Two reasons: He spent most of his time in office getting laid, and he had the single most corrupt cabinet in US history. His attorney general, Harry Daugherty, makes Alberto Gonzalez look like Perry Mason. The former never stopped JFK or Bill Clinton from accomplishing great things, but Harding spent an inordinate about of time boffing two or three mistresses (not to mention various one-night stands he was able to arrange). But then he could still be a hands-off president. It worked for Reagan. Oh, wait. Reagan didn’t spend the 1980′s using an intern’s firm little butt to polish the Oval Office desk. He was busy negotiating the end of the Cold War with Gorbachev.

No, Harding was really hands off, letting his Ohio Gang pretty much run the country. And the Ohio Gang was busy selling off pieces of the nation to the highest bidder and lining their pockets with the proceeds. In fact, Daugherty, Harding’s campaign manager, helped engineer the Ohio senator’s nomination by cutting deals with Senator Albert Fall, a former prospector and oil speculator, and Jake Hamon, another oil man who craved the position of Secretary of Interior. Harding got elected, but Hamon was killed by his mistress before Harding’s inauguration. So Harding tapped Fall instead. And Fall proceeded to illegally sell off three naval oil fields to three different oil companies, including Sinclair Oil. As the Democratic Party (and eventually Harding’s own Republican Party) began calling for heads to roll, Harding quipped that it wasn’t his enemies he worried about. His friends were going to ruin him. He also once said “This f***ing job’s going to kill me.”
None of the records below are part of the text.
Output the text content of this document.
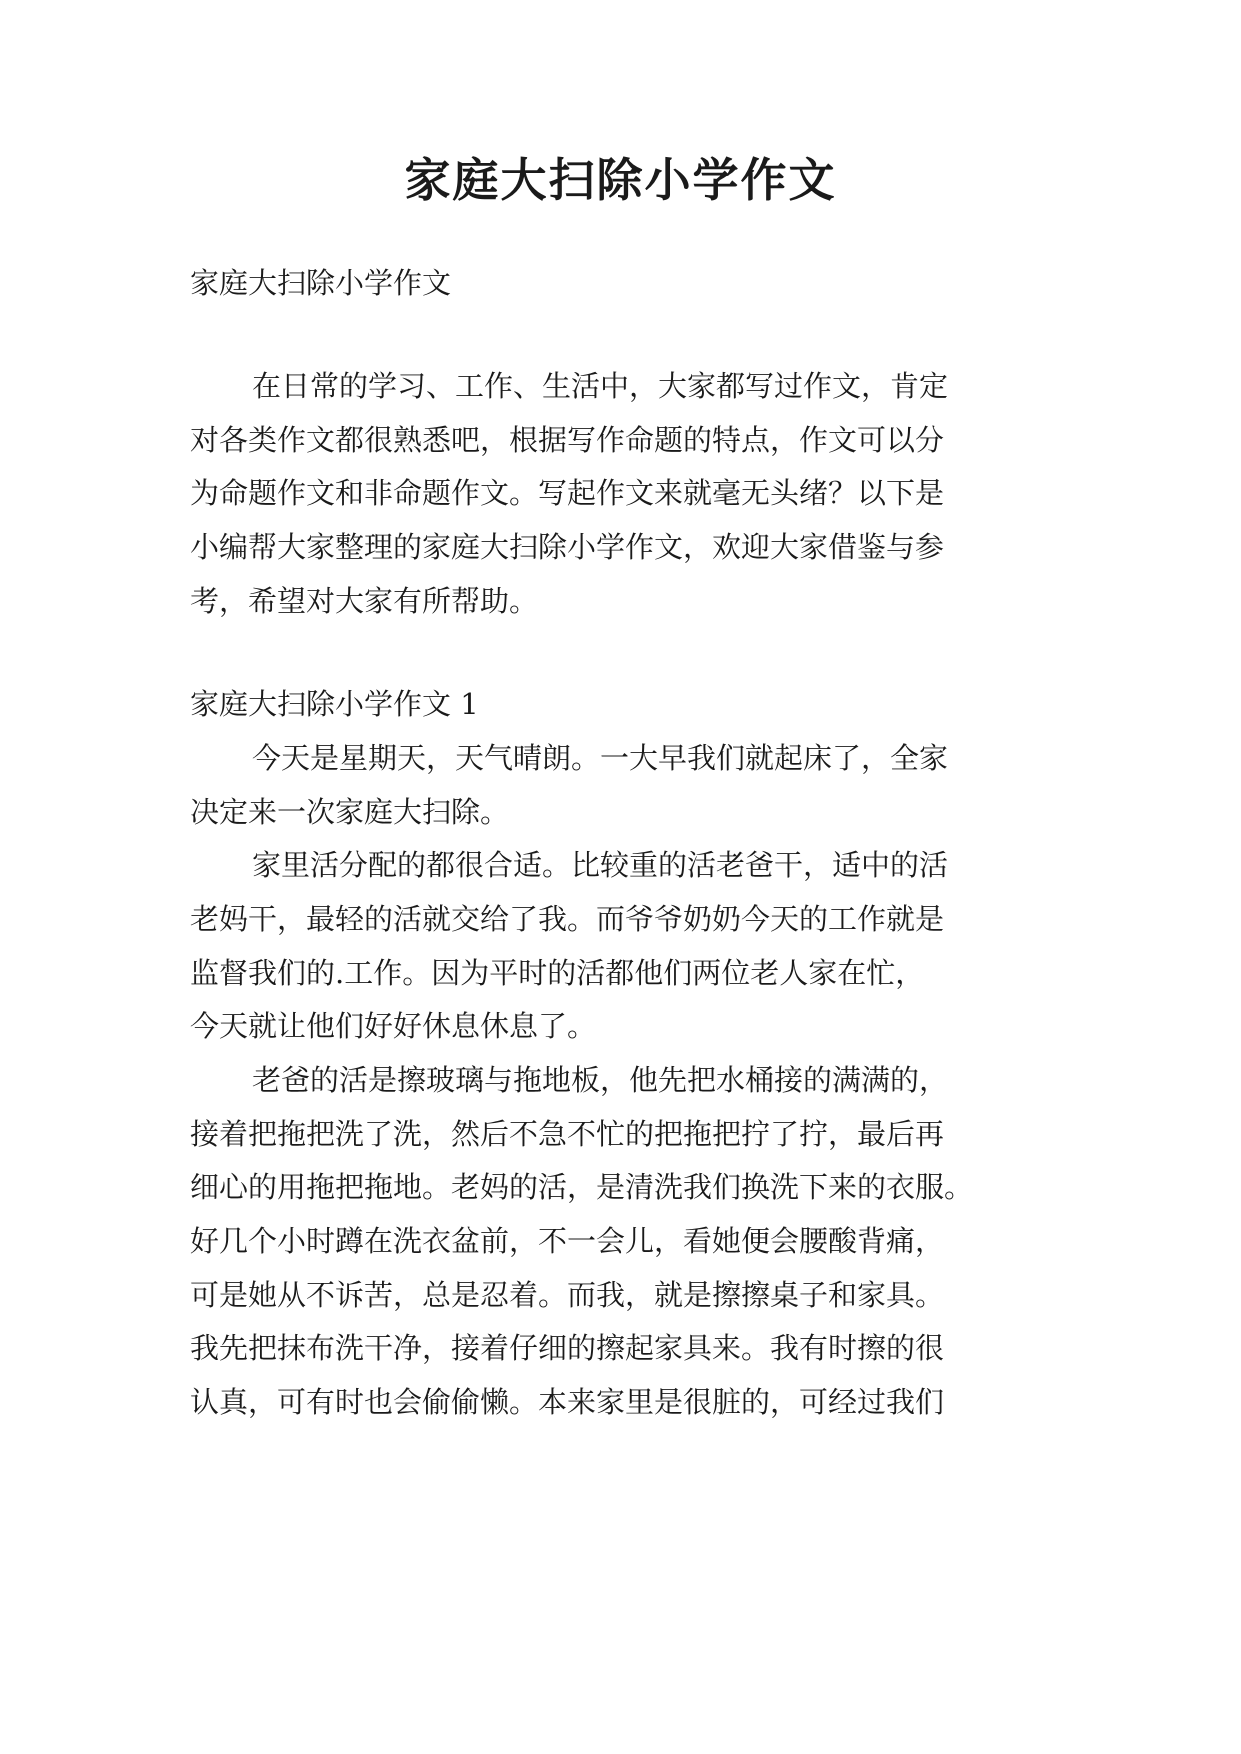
家庭大扫除小学作文

家庭大扫除小学作文

在日常的学习、工作、生活中，大家都写过作文，肯定

对各类作文都很熟悉吧，根据写作命题的特点，作文可以分

为命题作文和非命题作文。写起作文来就毫无头绪？以下是

小编帮大家整理的家庭大扫除小学作文，欢迎大家借鉴与参

考，希望对大家有所帮助。

家庭大扫除小学作文 1

今天是星期天，天气晴朗。一大早我们就起床了，全家

决定来一次家庭大扫除。

家里活分配的都很合适。比较重的活老爸干，适中的活

老妈干，最轻的活就交给了我。而爷爷奶奶今天的工作就是

监督我们的.工作。因为平时的活都他们两位老人家在忙，

今天就让他们好好休息休息了。

老爸的活是擦玻璃与拖地板，他先把水桶接的满满的，

接着把拖把洗了洗，然后不急不忙的把拖把拧了拧，最后再

细心的用拖把拖地。老妈的活，是清洗我们换洗下来的衣服。

好几个小时蹲在洗衣盆前，不一会儿，看她便会腰酸背痛，

可是她从不诉苦，总是忍着。而我，就是擦擦桌子和家具。

我先把抹布洗干净，接着仔细的擦起家具来。我有时擦的很

认真，可有时也会偷偷懒。本来家里是很脏的，可经过我们
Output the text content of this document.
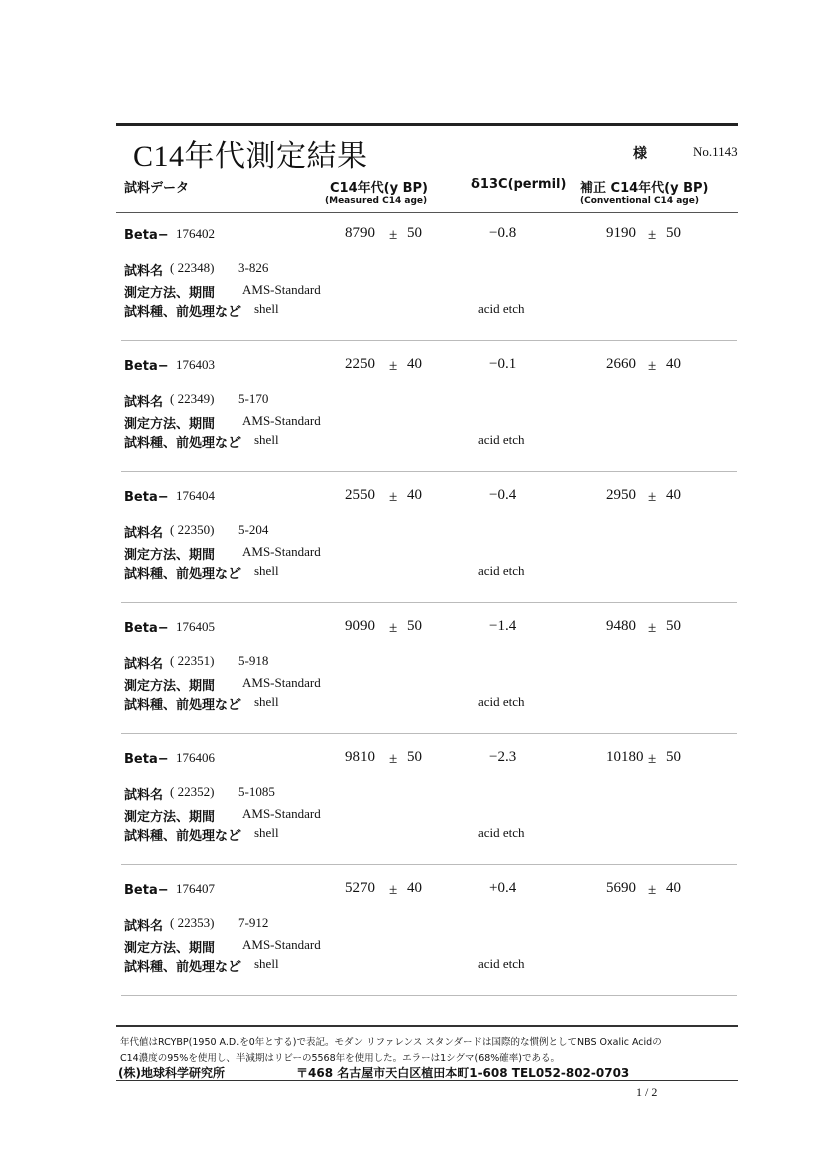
C14年代測定結果	様	No.1143
試料データ	C14年代(y BP)
(Measured C14 age)
δ13C(permil) 補正 C14年代(y BP)
(Conventional C14 age)
Beta− 176402	8790 ± 50	−0.8	9190 ± 50
試料名 ( 22348) 3-826
測定方法、期間 AMS-Standard
試料種、前処理など shell	acid etch
Beta− 176403	2250 ± 40	−0.1	2660 ± 40
試料名 ( 22349) 5-170
測定方法、期間 AMS-Standard
試料種、前処理など shell	acid etch
Beta− 176404	2550 ± 40	−0.4	2950 ± 40
試料名 ( 22350) 5-204
測定方法、期間 AMS-Standard
試料種、前処理など shell	acid etch
Beta− 176405	9090 ± 50	−1.4	9480 ± 50
試料名 ( 22351) 5-918
測定方法、期間 AMS-Standard
試料種、前処理など shell	acid etch
Beta− 176406	9810 ± 50	−2.3	10180 ± 50
試料名 ( 22352) 5-1085
測定方法、期間 AMS-Standard
試料種、前処理など shell	acid etch
Beta− 176407	5270 ± 40	+0.4	5690 ± 40
試料名 ( 22353) 7-912
測定方法、期間 AMS-Standard
試料種、前処理など shell	acid etch
年代値はRCYBP(1950 A.D.を0年とする)で表記。モダン リファレンス スタンダードは国際的な慣例としてNBS Oxalic Acidの
C14濃度の95%を使用し、半減期はリビーの5568年を使用した。エラーは1シグマ(68%確率)である。
(株)地球科学研究所	〒468 名古屋市天白区植田本町1-608 TEL052-802-0703
1 / 2
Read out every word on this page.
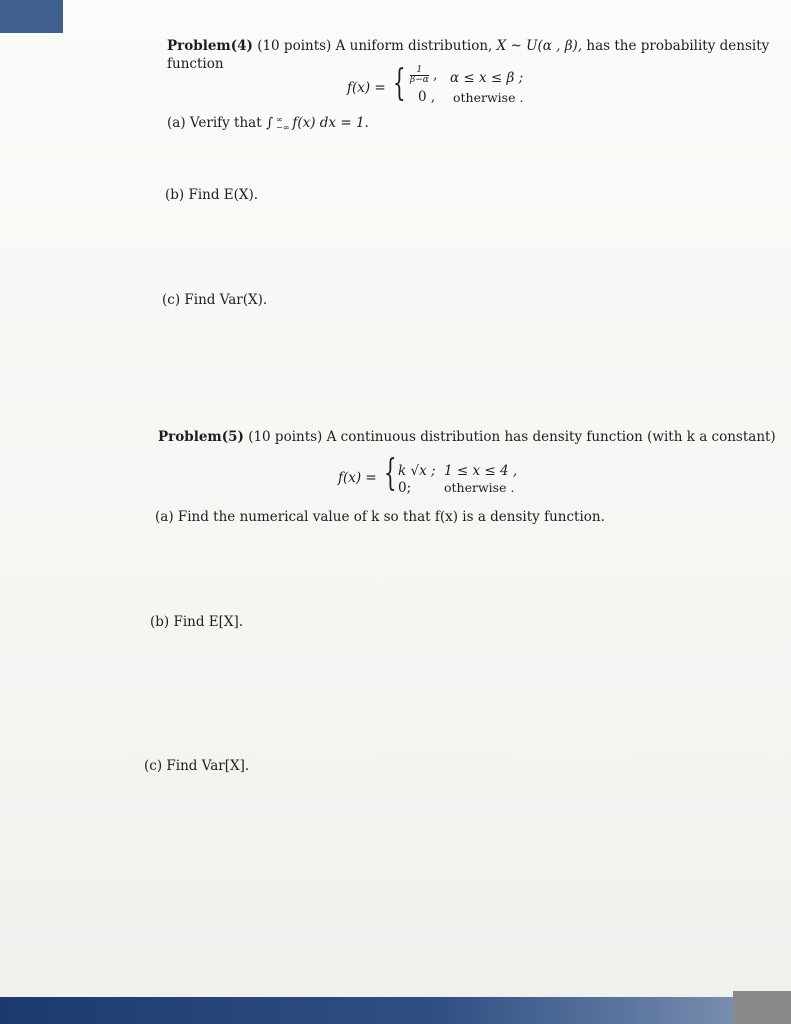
Problem(4) (10 points) A uniform distribution, X ~ U(α , β), has the probability density
function
f(x) = { $\frac{1}{\beta-\alpha}$ , α ≤ x ≤ β ;
0 , otherwise .
(a) Verify that ∫ ∞
−∞ f(x) dx = 1.
(b) Find E(X).
(c) Find Var(X).
Problem(5) (10 points) A continuous distribution has density function (with k a constant)
f(x) = { k √x ; 1 ≤ x ≤ 4 ,
0;	otherwise .
(a) Find the numerical value of k so that f(x) is a density function.
(b) Find E[X].
(c) Find Var[X].
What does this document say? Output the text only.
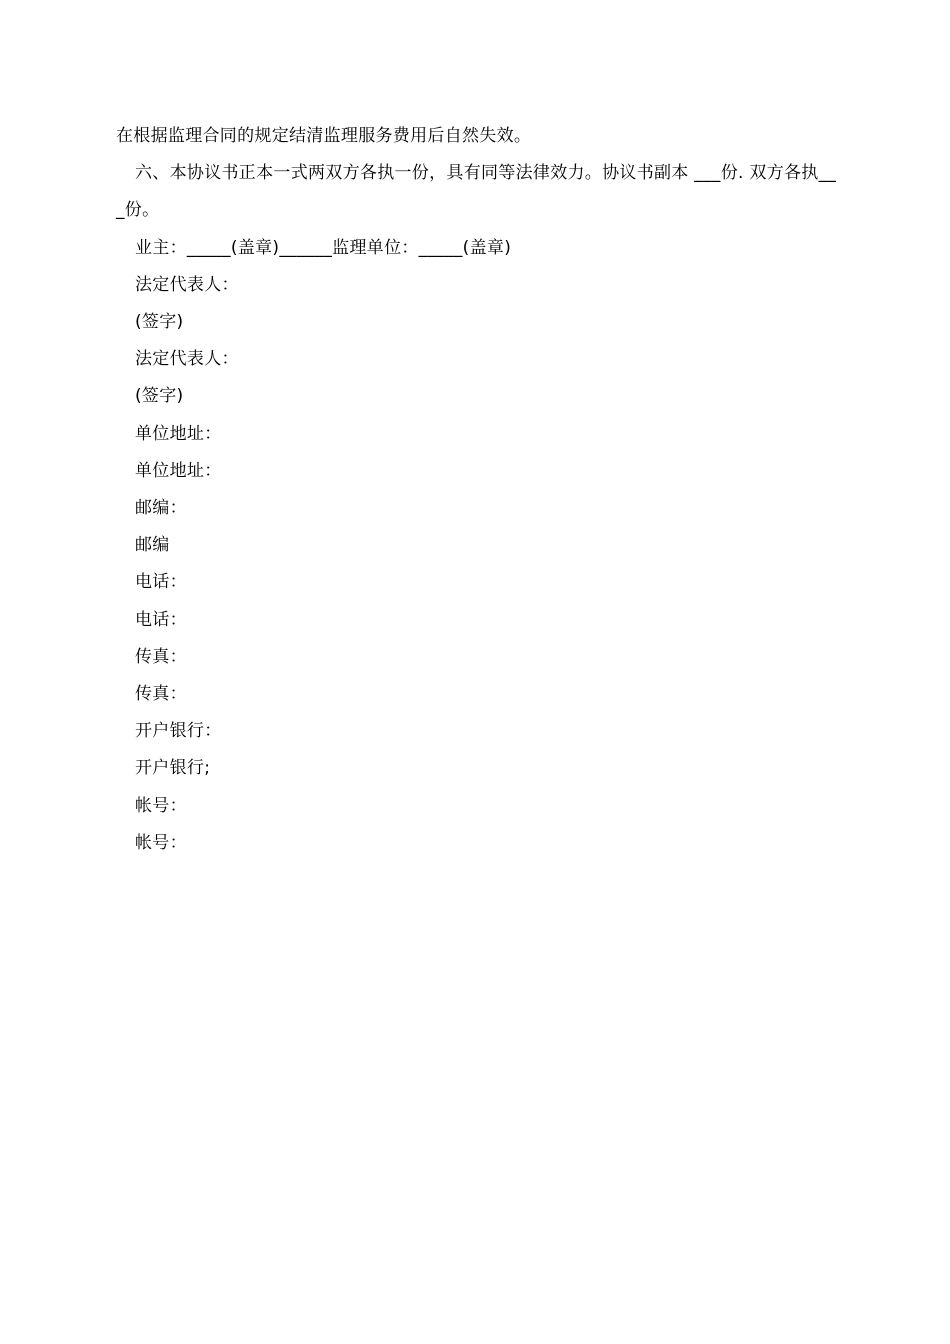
在根据监理合同的规定结清监理服务费用后自然失效。

六、本协议书正本一式两双方各执一份，具有同等法律效力。协议书副本 ___份. 双方各执___份。

业主：_____(盖章)______监理单位：_____(盖章)

法定代表人：

(签字)

法定代表人：

(签字)

单位地址：

单位地址：

邮编：

邮编

电话：

电话：

传真：

传真：

开户银行：

开户银行;

帐号：

帐号：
It did. The resulting Teapot Dome scandal, named for the odd-shaped national monument in Wyoming that sat in the midst of a rich oil field, put Harding under such stress that it killed him.

Which, of course, was the worst thing that could happen to the Teapot Dome conspirators. Harding’s death elevated Calvin Coolidge to the White House. Harding was a glad-handing yes man, easily duped and swayed. Coolidge was the governor of Massachusetts who handled the Boston police strike of 1919. The first thing Coolidge did was distance himself from the Teapot Domers. He had a country to run, which apparently hadn’t been done since stroke-ravaged Woodrow Wilson left office in 1921.

So what was the result? Daugherty and Fall eventually went to jail. Oil man Harry Sinclair did six months for contempt of the Senate. One conspirator was likely murdered. And Coolidge put the Bureau of Investigation, which Daugherty used as his private security force, on a tighter leash. This eventually led to its reorganization 12 years later as J. Edgar Hoover’s FBI. Several other oil figures faced multiple indictments, and two even died in a bizarre murder-suicide when faced with prison time.

Was it worse than Watergate? Watergate permanently shattered the nation’s confidence in its government. It also showed a very capable president whose contempt for his own citizenry led to his own destruction. Harding was simply a dupe. That we did not have a Civil War pending on his watch is all that saves him from being worse the James Buchanan. In short, he was a likeable patsy.